Llegaron cartas anónimas a palacio en las que se amenazaba a Patricia. Se la acusaba de espía de los enemigos del reino, y afirmaban estar dispuestos y capacitados para ejecutarla. Patricia se asustó y su angustia aumentó. El rey no le dio mucha importancia hasta que su hija mostró su horror y preocupación. Insistió mucho en que Patricia debía estar protegida, que no debía salir de palacio bajo ningún concepto y que era mejor que tuviera contacto con el menor número de personas posibles. La princesa ofreció para defenderla a su guardia personal de sortos. 

Patricia, siguiendo las instrucciones de Blancanieves no vio ni a su familia ni a sus amigos. Pasaba prácticamente todo el día encerrada en su cuarto. Las únicas personas con las que hablaba eran el rey y Blancanieves. Estos decían palabras para calmarla y animarla. Pero a Patricia no le producían efecto. Se daba cuenta que no coincidía lo que decían con sus miradas, y pensó que eran amables por piedad, no por un afecto que entonces creía no merecer. Estaba al borde de romperse. Como desahogo, además de su diario, escribía cartas a su madre, la única a la que se atrevía a contar lo que le pasaba y lo que sentía. Preguntaba con desesperación cada día, si había llegado respuesta, y siempre le decían que no. 

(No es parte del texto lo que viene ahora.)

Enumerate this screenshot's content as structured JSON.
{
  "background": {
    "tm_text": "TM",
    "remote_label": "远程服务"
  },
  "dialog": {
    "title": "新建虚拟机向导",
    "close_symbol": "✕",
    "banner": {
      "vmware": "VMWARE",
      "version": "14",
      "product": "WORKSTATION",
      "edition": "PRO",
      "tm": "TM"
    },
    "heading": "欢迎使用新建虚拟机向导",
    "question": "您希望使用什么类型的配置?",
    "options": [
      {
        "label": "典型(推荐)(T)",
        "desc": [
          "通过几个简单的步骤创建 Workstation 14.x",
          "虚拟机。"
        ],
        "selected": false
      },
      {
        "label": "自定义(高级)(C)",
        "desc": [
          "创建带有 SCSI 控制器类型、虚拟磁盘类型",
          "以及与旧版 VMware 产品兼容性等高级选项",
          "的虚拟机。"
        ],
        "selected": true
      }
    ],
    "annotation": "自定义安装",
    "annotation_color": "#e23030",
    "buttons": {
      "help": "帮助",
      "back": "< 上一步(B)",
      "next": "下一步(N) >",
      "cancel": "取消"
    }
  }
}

Pero su madre, que no recibía ninguna de sus cartas, sí le estaba escribiendo. Y al no obtener comunicación de su hija, se convenció de que algo grave le pasaba. O era el rey o alguien de palacio: alguien estaba haciéndole algo malo a su niña. Habló con los seis hermanos varones de Patricia, y les convenció para a ir a buscarla. 

Uno de los seis hermanos consiguió entrar en el palacio junto con los panaderos reales, y pudo liberar a su hermana. Tuvo la suerte de que esa noche la guardia le tocaba al sorto, conocido como perezoso, que no estaba muy atento, por lo que pudo llevarse a su hermana sin combate. 

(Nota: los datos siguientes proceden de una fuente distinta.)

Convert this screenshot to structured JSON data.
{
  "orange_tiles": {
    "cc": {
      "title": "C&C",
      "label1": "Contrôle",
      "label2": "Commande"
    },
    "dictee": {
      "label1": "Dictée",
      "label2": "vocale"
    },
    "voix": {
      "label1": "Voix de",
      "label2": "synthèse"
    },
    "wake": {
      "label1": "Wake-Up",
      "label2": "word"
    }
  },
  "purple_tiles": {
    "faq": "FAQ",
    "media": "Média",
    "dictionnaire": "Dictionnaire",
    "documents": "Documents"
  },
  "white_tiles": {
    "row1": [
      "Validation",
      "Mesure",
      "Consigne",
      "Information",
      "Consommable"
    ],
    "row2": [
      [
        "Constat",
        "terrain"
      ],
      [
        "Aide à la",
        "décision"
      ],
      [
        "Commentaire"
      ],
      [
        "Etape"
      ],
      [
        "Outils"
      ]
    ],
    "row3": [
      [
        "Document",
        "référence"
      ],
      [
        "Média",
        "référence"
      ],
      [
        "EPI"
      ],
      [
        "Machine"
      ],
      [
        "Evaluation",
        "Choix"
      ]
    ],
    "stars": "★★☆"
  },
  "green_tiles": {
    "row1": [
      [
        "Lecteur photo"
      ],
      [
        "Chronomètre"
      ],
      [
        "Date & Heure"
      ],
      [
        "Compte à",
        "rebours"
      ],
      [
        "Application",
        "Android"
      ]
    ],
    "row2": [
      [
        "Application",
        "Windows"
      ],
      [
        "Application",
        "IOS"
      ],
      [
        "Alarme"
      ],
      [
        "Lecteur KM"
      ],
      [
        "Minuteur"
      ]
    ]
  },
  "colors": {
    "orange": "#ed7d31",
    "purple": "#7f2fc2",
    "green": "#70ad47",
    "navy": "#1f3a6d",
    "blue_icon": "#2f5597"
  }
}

Blancanieves se enfadó muchísimo cuando se enteró de la desaparición de su madrastra. Les dio unos gritos tremendos a los sortos, utilizando palabras muy ofensivas, entre otras “putos enanos”. Fue más de lo que estos hombres, en percentil bajo de altura, podían soportar. El más enojado, el llamado gruñón, propuso una acción de venganza, o quizá de justicia, que todos apoyaron.

Al día siguiente los sortos ya no estaban en palacio. Encontraron a Blancanieves dormida, y no la pudieron despertar; respiraba, pero no había forma de provocarla reacción. Junto a ella, un espejo idéntico al que regaló a su madrastra, y una carta redactada por el sorto que mejor escribía, el apodado mudito. En ella le contaban con detalle todo lo que había ocurrido: después de la boda de su padre, Blancanieves habló con una de sus tías, hermana de su padre, que era bastante bruja. Juntas elaboraron un plan para enloquecer a Patricia. La princesa se mostraría arrepentida de sus palabras y amable con su madrastra. Cuando hubiese conseguido un poco de confianza le regalaría uno de los espejos, que la tía había conseguido en un mercadillo oriental, y se quedaría el otro. Ambos estaban mágicamente conectados, de tal modo, que cuando Patricia decía “espejito, espejito”, su hijastra veía iluminarse el otro espejo, y las palabras que la reina escuchaba, eran las que decía Blancanieves, aunque sonaban con una voz masculina y metálica. Así la princesa, fue manipulando con habilidad a su madrastra. Además, para que tuviera más efecto lo que el espejo le decía, decidieron aislarla, y para ello la tía cómplice escribió las amenazas contra Patricia, y Blancanieves consiguió tenerla encerrada con la excusa de protegerla. Destruían las cartas que la reina escribía y las que recibía de su familia. Las mujeres creían que sus planes eran secretos, pero no repararon en que siempre había algún sorto en la habitación, discreto y vigilante. La carta concluía diciendo que la princesa se había quedado dormido porque los sortos habían puesto, en la fruta que desayunaba todas las mañanas la princesa, trozos de manzana encantada de las Tierras Altas. Era lo que pensaban que se merecía por sus malas obras. Pero que el rey no se angustiara: despertaría cuando alguien que sintiera por ella amor verdadero, o una pasión incontrolable, la besara. 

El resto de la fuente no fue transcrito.